The effects of caffeine intake on the occurrence of cardiovascular events have been extensively studied. The results of a large prospective cohort study based on the general population showed that moderate caffeine intake from coffee (121-180mg/ day) had the highest protective effect against coronary heart disease(32). However, our research did not find the protective effect of caffeine against cardiovascular mortality in CKD patients and suggested that excessive caffeine intake may increase cardiovascular mortality. It has been reported in a recent study that low density lipoprotein (LDL) levels in the blood can be reduced by caffeine through inducing the expression of LDL receptors on liver cells(33). The reduced LDL levels may account for the protection effect of caffeine on coronary heart disease. However, excessive caffeine intake can lead to a sharp increase in blood pressure, which may explain the increased cardiovascular risk caused by excessive caffeine consumption(34).

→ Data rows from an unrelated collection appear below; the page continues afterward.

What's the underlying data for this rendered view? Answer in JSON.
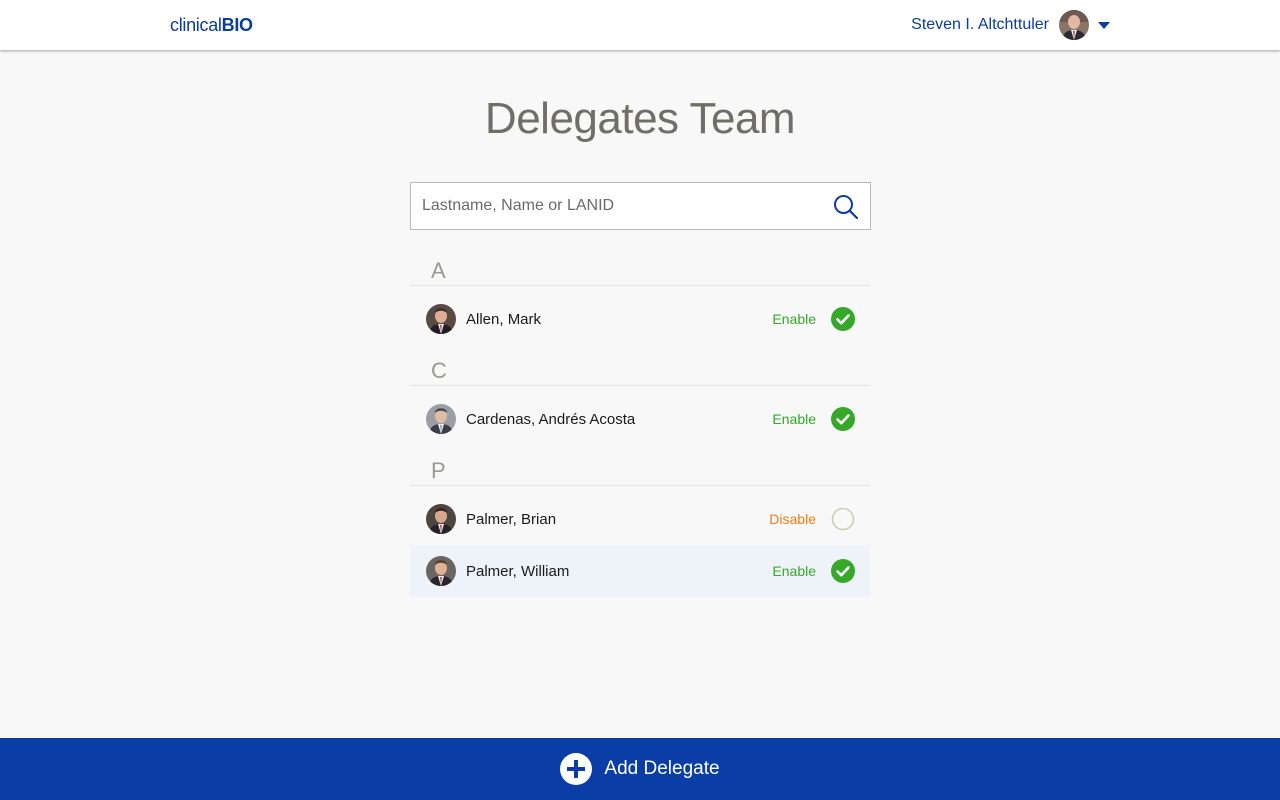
{
  "header": {
    "logo_light": "clinical",
    "logo_bold": "BIO",
    "user_name": "Steven I. Altchttuler"
  },
  "page": {
    "title": "Delegates Team"
  },
  "search": {
    "placeholder": "Lastname, Name or LANID",
    "value": ""
  },
  "groups": [
    {
      "letter": "A",
      "delegates": [
        {
          "name": "Allen, Mark",
          "status": "Enable",
          "enabled": true
        }
      ]
    },
    {
      "letter": "C",
      "delegates": [
        {
          "name": "Cardenas, Andrés Acosta",
          "status": "Enable",
          "enabled": true
        }
      ]
    },
    {
      "letter": "P",
      "delegates": [
        {
          "name": "Palmer, Brian",
          "status": "Disable",
          "enabled": false
        },
        {
          "name": "Palmer, William",
          "status": "Enable",
          "enabled": true,
          "highlighted": true
        }
      ]
    }
  ],
  "footer": {
    "add_label": "Add Delegate"
  },
  "colors": {
    "brand": "#0a3da6",
    "enable": "#35a82a",
    "disable": "#f07d10",
    "title": "#6f6f68"
  }
}
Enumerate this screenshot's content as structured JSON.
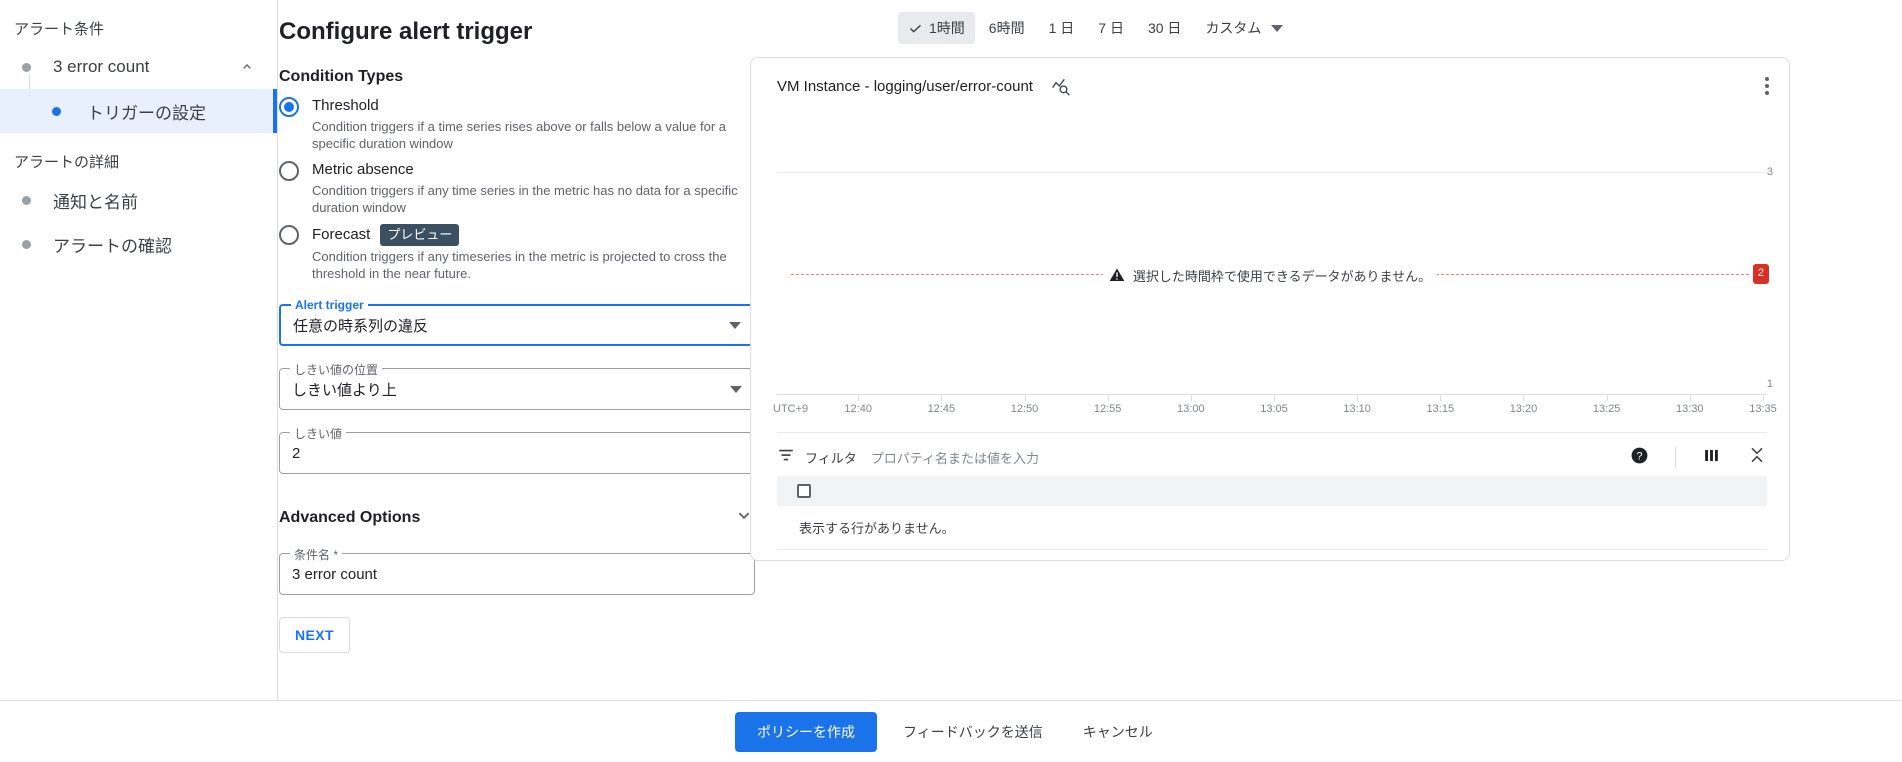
{
  "sidebar": {
    "groups": [
      {
        "title": "アラート条件",
        "items": [
          {
            "label": "3 error count",
            "collapse_icon": "chevron-up-icon"
          }
        ],
        "children": [
          {
            "label": "トリガーの設定"
          }
        ]
      },
      {
        "title": "アラートの詳細",
        "items": [
          {
            "label": "通知と名前"
          },
          {
            "label": "アラートの確認"
          }
        ]
      }
    ]
  },
  "form": {
    "page_title": "Configure alert trigger",
    "condition_types_heading": "Condition Types",
    "options": [
      {
        "label": "Threshold",
        "selected": true,
        "description": "Condition triggers if a time series rises above or falls below a value for a specific duration window"
      },
      {
        "label": "Metric absence",
        "selected": false,
        "description": "Condition triggers if any time series in the metric has no data for a specific duration window"
      },
      {
        "label": "Forecast",
        "selected": false,
        "badge": "プレビュー",
        "description": "Condition triggers if any timeseries in the metric is projected to cross the threshold in the near future."
      }
    ],
    "fields": [
      {
        "label": "Alert trigger",
        "value": "任意の時系列の違反",
        "type": "select",
        "focused": true
      },
      {
        "label": "しきい値の位置",
        "value": "しきい値より上",
        "type": "select",
        "focused": false
      },
      {
        "label": "しきい値",
        "value": "2",
        "type": "text",
        "focused": false
      }
    ],
    "advanced_options_label": "Advanced Options",
    "advanced_icon": "chevron-down-icon",
    "condition_name": {
      "label": "条件名 *",
      "value": "3 error count"
    },
    "next_label": "NEXT"
  },
  "timerange": {
    "options": [
      "1時間",
      "6時間",
      "1 日",
      "7 日",
      "30 日"
    ],
    "selected": "1時間",
    "custom_label": "カスタム",
    "custom_icon": "chevron-down-icon",
    "check_icon": "check-icon"
  },
  "chart": {
    "title": "VM Instance - logging/user/error-count",
    "explore_icon": "chart-explore-icon",
    "menu_icon": "more-vert-icon",
    "warning_icon": "warning-icon",
    "no_data_message": "選択した時間枠で使用できるデータがありません。",
    "threshold_badge": "2",
    "timezone_label": "UTC+9"
  },
  "chart_data": {
    "type": "line",
    "title": "VM Instance - logging/user/error-count",
    "xlabel": "UTC+9",
    "ylabel": "",
    "x": [
      "12:40",
      "12:45",
      "12:50",
      "12:55",
      "13:00",
      "13:05",
      "13:10",
      "13:15",
      "13:20",
      "13:25",
      "13:30",
      "13:35"
    ],
    "series": [],
    "ytick_labels": [
      "3",
      "1"
    ],
    "ylim": [
      1,
      3
    ],
    "threshold_line": {
      "value": 2,
      "label": "2",
      "color": "#e8837f",
      "style": "dashed"
    },
    "annotation": "選択した時間枠で使用できるデータがありません。",
    "grid": true,
    "legend": "none"
  },
  "filterbar": {
    "icon": "filter-icon",
    "label": "フィルタ",
    "placeholder": "プロパティ名または値を入力",
    "help_icon": "help-icon",
    "columns_icon": "column-settings-icon",
    "collapse_icon": "collapse-icon"
  },
  "table": {
    "empty_message": "表示する行がありません。"
  },
  "footer": {
    "primary_label": "ポリシーを作成",
    "feedback_label": "フィードバックを送信",
    "cancel_label": "キャンセル"
  }
}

Caffeine has the potential to prevent and control various types of cancer(35–37). It may play a role in inhibiting proliferation, promoting apoptosis, preventing metastasis, enhancing immune response(36, 38–40). However, it was suggested in our study that excessive caffeine consumption may increase the cancer mortality in CKD patients. There is few research on the cancer risk of caffeine, which deserves further research.
Our research has several advantages. First, CKD patients, a special population, were selected as our research objects. It is the first time to investigate the nonlinear relationship between caffeine intake and mortality and explore the optimal daily caffeine intake in CKD patients. Second, our study was based on the NHANES database, which adopts the method of sampling weights to make the data representative. All of our analyses took appropriate weights into account. Anyway, there are some limitations in our study. Although some potential covariates were adjusted in this study, the influence of other possible confounding factors could not be completely excluded.